What are the biggest challenges ahead for agencies?

Marketing is becoming a science, and most of the world does not yet see this. In the 1930s the world transitioned from homemade illness remedies to pharmaceuticals. Whiskey transitioned to antibiotics. For those who focused on home remedies and didn’t adapt to becoming chemists, the game was over. The same has occurred with farming. We went from farmers being great because of intuition to farmers being great because they understand the science of farming. This is happening in marketing and I’m surprised by how few agencies (and publications!) recognise it and are shouting about it.

Regardless of what happens with cookies and IDFAs, we will have enough information to measure incrementality with strong confidence levels. Boards and CFOs must treat every dollar/pound/euro inside an organisation as fungible. Money spent on marketing could just as easily be spent on facilities improvements, R&D, or product development. If a board sees real returns from money spent in R&D but only guesses from the returns in marketing, the CMO will be last on the board agenda. But, when a CMO shows up with concrete data about lift and how money being invested in marketing is a key growth-driver for the business, the CMO ends up first on the board agenda.

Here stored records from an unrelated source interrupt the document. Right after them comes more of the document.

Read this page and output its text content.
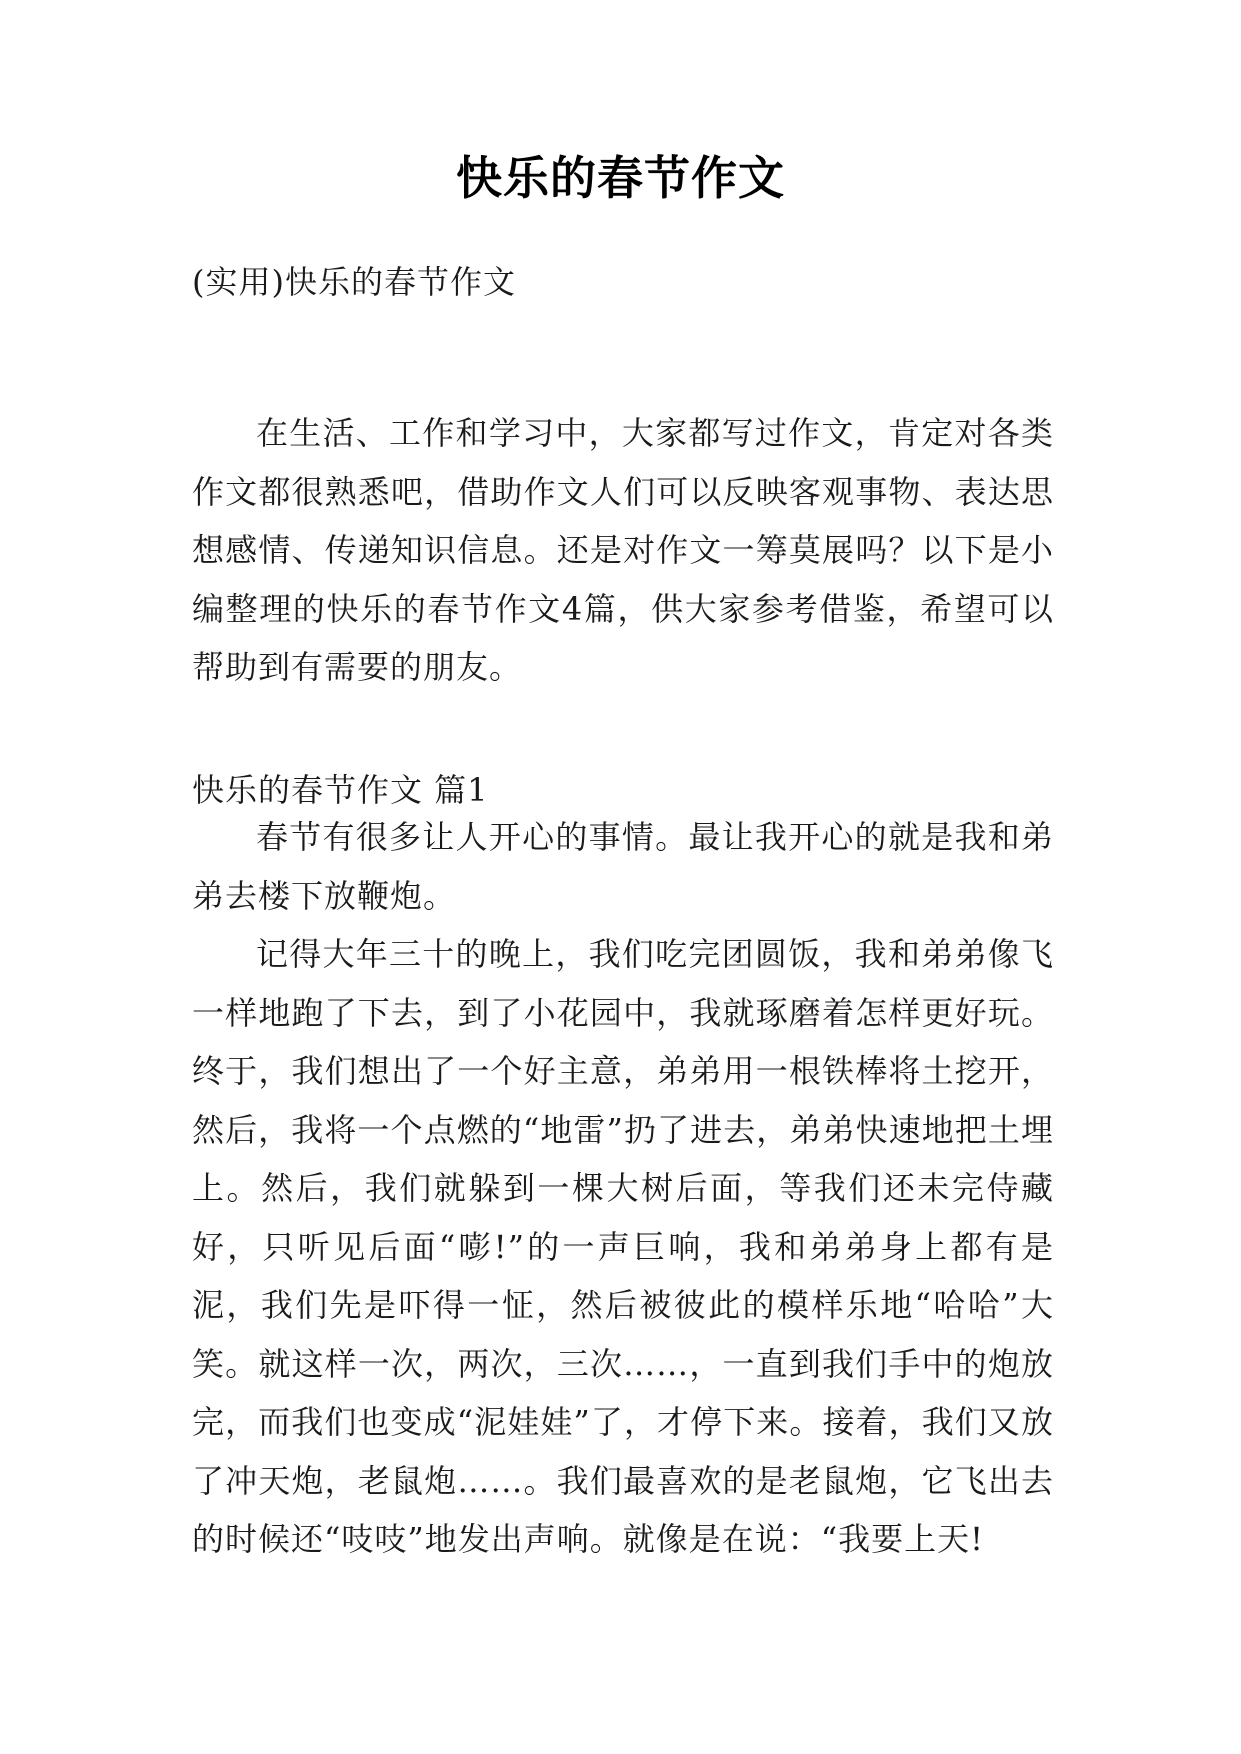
快乐的春节作文
(实用)快乐的春节作文
在生活、工作和学习中，大家都写过作文，肯定对各类作文都很熟悉吧，借助作文人们可以反映客观事物、表达思想感情、传递知识信息。还是对作文一筹莫展吗？以下是小编整理的快乐的春节作文4篇，供大家参考借鉴，希望可以帮助到有需要的朋友。
快乐的春节作文 篇1

春节有很多让人开心的事情。最让我开心的就是我和弟弟去楼下放鞭炮。

记得大年三十的晚上，我们吃完团圆饭，我和弟弟像飞一样地跑了下去，到了小花园中，我就琢磨着怎样更好玩。终于，我们想出了一个好主意，弟弟用一根铁棒将土挖开，然后，我将一个点燃的“地雷”扔了进去，弟弟快速地把土埋上。然后，我们就躲到一棵大树后面，等我们还未完侍藏好，只听见后面“嘭!”的一声巨响，我和弟弟身上都有是泥，我们先是吓得一怔，然后被彼此的模样乐地“哈哈”大笑。就这样一次，两次，三次……，一直到我们手中的炮放完，而我们也变成“泥娃娃”了，才停下来。接着，我们又放了冲天炮，老鼠炮……。我们最喜欢的是老鼠炮，它飞出去的时候还“吱吱”地发出声响。就像是在说：“我要上天!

As 2020 has seen all brands dial up their digital transformation efforts and increase digital investment, this has multiplied the number of disciplines and initiatives that marketers need support with. To stay relevant and navigate around the tanks on their lawns from management consultants, agencies must adapt to provide the necessary advisory and consulting services here. Much of the time this is more about readiness and expertise ahead of spending media dollars so agencies must both think beyond paid channels, and dial up their capabilities in areas such as data, technology, and behavioural change.

Agencies must move from asking, “What’s our budget?” to “What’s our revenue target?” When agencies help CMOs think like this, respect from the board, CEO, and CFO expands the CMO’s influence, and gives the agency much more authority to create great work. The best agencies are already meaningfully down this road with most of their clients.